1. The pastor defines reality. As Max Depree famously said, this is a leader’s first responsibility. When a pastor defines reality well, he prevents competing realities from adding to the complexity of the situation. Rather than trying to lead by committee, the pastor listens, absorbs, and then communicates clearly what is going on. Less effective pastors bemoan the fact that people see things differently while more effective pastors help them see things similarly.
2. The pastor nurtures leadership trust. Relationships really do matter in the church. For a pastor to be trusted is a matter of both personal connectedness (how well people know and like you) as well as perceived competence (how confident people are that you know what you are doing). When a pastor establishes both connectedness and competence, a layer of complexity is eliminated  from the problem/dilemma.
3. The pastor understands complexity, but communicates with simplicity. There is a big difference between being simple-minded and simple-mouthed. Pastors who comprehend the complexity of a problem and can describe it clearly are at a significant advantage.
4. The pastor never offers “silver bullets.” For the most part it’s foolish for a pastor to offer sweeping solutions or big answers to the complex challenges faced by any congregation. Wise pastors  offer strategies and plans, but don’t pitch them as silver bullet solutions.
5. The pastor finds plenty of room between being over-confident and overwhelmed. When asked, “How’s it going?” these pastors respond that there is work to do, there are things to figure out, and there is progress being made. They do not respond with “Oh, I’ve got this under control.” Nor do they act as is the complexity of church leadership is a surprise to them or more than they should have to bear.

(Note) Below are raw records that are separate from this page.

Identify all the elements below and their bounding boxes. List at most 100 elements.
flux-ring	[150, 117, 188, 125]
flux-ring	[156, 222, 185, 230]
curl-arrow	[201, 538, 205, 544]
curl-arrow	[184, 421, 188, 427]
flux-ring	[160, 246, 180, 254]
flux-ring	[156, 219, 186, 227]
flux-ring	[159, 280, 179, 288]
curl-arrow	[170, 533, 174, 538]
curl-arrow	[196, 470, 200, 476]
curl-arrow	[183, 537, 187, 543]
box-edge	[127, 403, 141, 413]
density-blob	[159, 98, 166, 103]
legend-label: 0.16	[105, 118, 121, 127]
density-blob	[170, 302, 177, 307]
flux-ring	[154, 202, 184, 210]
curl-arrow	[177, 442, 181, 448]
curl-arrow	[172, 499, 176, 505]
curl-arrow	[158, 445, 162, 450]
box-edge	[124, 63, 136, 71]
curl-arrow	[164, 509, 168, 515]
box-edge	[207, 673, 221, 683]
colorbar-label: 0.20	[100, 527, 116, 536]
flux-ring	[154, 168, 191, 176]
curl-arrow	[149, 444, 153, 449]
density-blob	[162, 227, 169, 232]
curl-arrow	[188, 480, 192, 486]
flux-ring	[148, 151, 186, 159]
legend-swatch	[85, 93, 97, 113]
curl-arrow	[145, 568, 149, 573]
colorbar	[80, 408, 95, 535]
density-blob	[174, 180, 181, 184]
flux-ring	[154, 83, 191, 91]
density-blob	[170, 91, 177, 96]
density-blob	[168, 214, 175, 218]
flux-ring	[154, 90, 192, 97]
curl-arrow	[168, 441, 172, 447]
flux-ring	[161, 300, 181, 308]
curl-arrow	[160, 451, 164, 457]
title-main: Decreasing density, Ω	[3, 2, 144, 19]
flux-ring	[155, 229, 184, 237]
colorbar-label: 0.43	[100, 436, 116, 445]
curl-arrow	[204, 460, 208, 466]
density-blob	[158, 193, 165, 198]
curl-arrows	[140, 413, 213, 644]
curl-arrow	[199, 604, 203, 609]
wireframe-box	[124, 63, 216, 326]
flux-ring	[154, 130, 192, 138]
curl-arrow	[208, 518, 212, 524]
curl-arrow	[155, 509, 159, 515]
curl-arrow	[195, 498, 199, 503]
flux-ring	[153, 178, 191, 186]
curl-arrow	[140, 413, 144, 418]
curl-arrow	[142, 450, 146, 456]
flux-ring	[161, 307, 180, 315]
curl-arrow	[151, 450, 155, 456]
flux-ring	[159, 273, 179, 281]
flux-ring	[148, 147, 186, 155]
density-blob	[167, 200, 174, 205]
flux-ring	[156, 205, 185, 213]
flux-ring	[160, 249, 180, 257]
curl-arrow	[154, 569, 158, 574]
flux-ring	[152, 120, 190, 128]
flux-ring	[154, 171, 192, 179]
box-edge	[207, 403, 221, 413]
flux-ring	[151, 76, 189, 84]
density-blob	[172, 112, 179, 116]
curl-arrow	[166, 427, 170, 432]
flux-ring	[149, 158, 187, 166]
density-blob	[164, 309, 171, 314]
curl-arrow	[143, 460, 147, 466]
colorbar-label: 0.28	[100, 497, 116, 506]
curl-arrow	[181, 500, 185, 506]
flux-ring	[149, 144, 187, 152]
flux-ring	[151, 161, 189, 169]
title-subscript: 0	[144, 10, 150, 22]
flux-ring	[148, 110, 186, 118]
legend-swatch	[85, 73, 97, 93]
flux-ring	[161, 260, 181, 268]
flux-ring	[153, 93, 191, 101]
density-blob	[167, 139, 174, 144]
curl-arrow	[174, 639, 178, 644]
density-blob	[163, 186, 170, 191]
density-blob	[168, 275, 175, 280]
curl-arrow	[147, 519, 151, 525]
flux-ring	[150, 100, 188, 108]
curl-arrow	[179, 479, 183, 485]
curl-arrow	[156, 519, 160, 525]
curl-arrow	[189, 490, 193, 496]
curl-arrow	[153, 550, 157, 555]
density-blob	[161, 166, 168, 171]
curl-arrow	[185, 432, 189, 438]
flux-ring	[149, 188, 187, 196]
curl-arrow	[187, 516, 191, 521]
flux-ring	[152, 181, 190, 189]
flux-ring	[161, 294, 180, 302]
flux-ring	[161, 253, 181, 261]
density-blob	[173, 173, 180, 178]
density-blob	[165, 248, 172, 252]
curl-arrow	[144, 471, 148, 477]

6. The pastor is able to live in and deal with reasonable chaos. Those who strive to get the church to some nirvana status where everything is finally organized, under control, and predictable tend to create a ton of stress, both for the pastor as well as for those around him. Meanwhile, the pastor who is okay with a perpetual mess is equally out of touch with reality and likely will not be  tolerated by the congregation for very long. Pastors who bear fruit in complex situations are like gardeners who take an organic approach to leading the congregation.